Variety_·2021년 11월 2일

Data Analysis

목록 보기

9/10

위키백과 문서정보 가져오기

한글이 포함된 웹페이지(URL)을 복사해 메모장이나 주피터셀에 복붙하면 이상하게 바뀌어서 나타난다, 웹주소는 UTF-8로 인코딩되어야 한다. => 구글에 URL Decode 검색해서 사용 또는 아래처럼 포맷팅!
스트링에서 중괄호( {} ),로 감싸주면 변수취급된다.
quote : 한글로된걸 UTF-8로 변환해줌

import urllib
from bs4 import BeautifulSoup
from urllib.request import Request, urlopen

html = "https://ko.wikipedia.org/wiki/{search_words}"
req = Request(html.format(search_words=urllib.parse.quote("여명의_눈동자")))

response = urlopen(req)

soup = BeautifulSoup(response, "html.parser")
soup

인물정보 찾기

replace() : 특정문자열을 내가 원하는대로 변경해줌

n = 0
for each in soup.find_all("ul"):
    print("=>" + str(n) + "====================")
    print(each.get_text())
    n += 1
    
soup.find_all("ul")[15].text.strip().replace("\xa0","").replace("\n","")

List 데이터형

List 형은 대괄호로 생성한다
.extend() : 제일 뒤에 다수의 자료를 추가
insert() : 원하는 위치에 자료를 삽입
isinstance(data, type) : 자료형 True/False로 확인해줌

colors = ['red', 'blue', 'green']
b = colors    #주소값 참조한거라 b내용을 변경하면 colors 내용도 바뀜
b[1] = 'black'
colors
# deep copy
c = colors.copy()

# in 연산자 사용
if 'black' in colors:
    print("True")

colors.extend(['pink', 'yellow'])

colors.insert(1, "purple")

isinstance(colors, list)
ouput : True

시카고 맛집 데이터 분석

총 51개의 페이지에서 각 가게의 정보를 가져온다
- 가게이름, 대표메뉴, 대표메뉴의 가격, 가게주소

from bs4 import BeautifulSoup
from urllib.request import Request, urlopen
from fake_useragent import UserAgent
# http에서 https로 바껴서 오류생김, 의존성 추가하면 됨
import ssl
context = ssl._create_unverified_context()

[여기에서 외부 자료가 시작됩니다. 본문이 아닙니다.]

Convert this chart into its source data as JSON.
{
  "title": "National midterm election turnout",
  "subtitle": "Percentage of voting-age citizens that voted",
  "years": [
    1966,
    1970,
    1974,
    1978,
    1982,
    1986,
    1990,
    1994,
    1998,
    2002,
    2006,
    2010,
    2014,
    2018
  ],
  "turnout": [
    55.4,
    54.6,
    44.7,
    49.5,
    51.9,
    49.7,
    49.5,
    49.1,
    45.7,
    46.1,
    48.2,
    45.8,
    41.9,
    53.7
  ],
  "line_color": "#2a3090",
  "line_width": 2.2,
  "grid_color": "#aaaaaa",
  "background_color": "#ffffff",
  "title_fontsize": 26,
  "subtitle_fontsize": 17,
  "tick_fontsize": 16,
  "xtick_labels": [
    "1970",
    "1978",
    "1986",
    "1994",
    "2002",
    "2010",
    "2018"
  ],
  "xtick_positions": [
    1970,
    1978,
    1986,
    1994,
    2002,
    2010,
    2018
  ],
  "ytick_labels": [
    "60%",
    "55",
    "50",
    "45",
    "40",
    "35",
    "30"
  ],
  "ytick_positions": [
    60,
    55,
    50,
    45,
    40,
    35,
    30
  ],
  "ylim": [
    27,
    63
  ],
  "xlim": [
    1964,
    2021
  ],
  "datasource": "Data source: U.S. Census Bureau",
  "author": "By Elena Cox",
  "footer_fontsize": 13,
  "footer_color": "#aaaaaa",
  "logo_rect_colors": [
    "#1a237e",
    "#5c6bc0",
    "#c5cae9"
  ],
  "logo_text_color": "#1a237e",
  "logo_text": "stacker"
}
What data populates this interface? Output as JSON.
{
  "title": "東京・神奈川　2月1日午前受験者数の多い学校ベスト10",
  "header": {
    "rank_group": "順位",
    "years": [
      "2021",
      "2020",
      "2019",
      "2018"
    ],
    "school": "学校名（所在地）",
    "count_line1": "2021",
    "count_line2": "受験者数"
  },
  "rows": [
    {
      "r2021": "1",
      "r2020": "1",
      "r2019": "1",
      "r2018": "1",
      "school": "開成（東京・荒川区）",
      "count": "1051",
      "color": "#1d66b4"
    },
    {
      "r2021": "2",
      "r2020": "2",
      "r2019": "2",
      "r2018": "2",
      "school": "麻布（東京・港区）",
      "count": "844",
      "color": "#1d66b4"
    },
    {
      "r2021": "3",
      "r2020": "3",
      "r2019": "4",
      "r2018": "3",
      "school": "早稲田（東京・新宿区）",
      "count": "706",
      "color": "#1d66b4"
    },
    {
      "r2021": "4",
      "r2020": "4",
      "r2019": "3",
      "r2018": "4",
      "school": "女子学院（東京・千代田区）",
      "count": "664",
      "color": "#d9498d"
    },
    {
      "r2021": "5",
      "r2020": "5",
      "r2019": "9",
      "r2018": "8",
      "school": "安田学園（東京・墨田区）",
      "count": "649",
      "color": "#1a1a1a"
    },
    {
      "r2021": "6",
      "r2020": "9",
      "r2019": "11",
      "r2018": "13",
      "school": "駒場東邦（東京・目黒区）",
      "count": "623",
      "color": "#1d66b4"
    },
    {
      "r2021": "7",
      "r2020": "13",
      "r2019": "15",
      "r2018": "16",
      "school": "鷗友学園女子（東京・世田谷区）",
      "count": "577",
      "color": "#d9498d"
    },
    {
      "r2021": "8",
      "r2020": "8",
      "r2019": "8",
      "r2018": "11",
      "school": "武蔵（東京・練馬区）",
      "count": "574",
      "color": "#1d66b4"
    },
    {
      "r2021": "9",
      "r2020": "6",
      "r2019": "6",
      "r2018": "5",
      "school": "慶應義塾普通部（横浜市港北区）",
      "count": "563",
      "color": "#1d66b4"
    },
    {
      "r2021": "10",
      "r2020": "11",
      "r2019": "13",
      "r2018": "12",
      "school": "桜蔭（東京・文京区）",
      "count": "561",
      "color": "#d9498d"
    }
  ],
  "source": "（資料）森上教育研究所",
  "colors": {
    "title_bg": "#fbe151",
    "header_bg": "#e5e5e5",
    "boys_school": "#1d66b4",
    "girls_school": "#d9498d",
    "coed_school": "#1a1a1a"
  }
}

url_base = "https://www.chicagomag.com"
url_sub = "/Chicago-Magazine/November-2012/Best-Sandwiches-Chicago/"
url = url_base + url_sub

ua = UserAgent()
ua.ie

req = Request(url, headers={"User-Agent" : ua.ie})

response = urlopen(req, context=context)
response.status

soup = BeautifulSoup(response, "html.parser")

# print(soup.prettify())

bs4.elment.Tag 타입이면 find 명령을 사용할 수 있다는 의미

tmp_one = soup.find_all("div", "sammy")[0]
type(tmp_one)

tmp_one.find(class_="sammyRank")

tmp_one.find(class_="sammyRank").get_text()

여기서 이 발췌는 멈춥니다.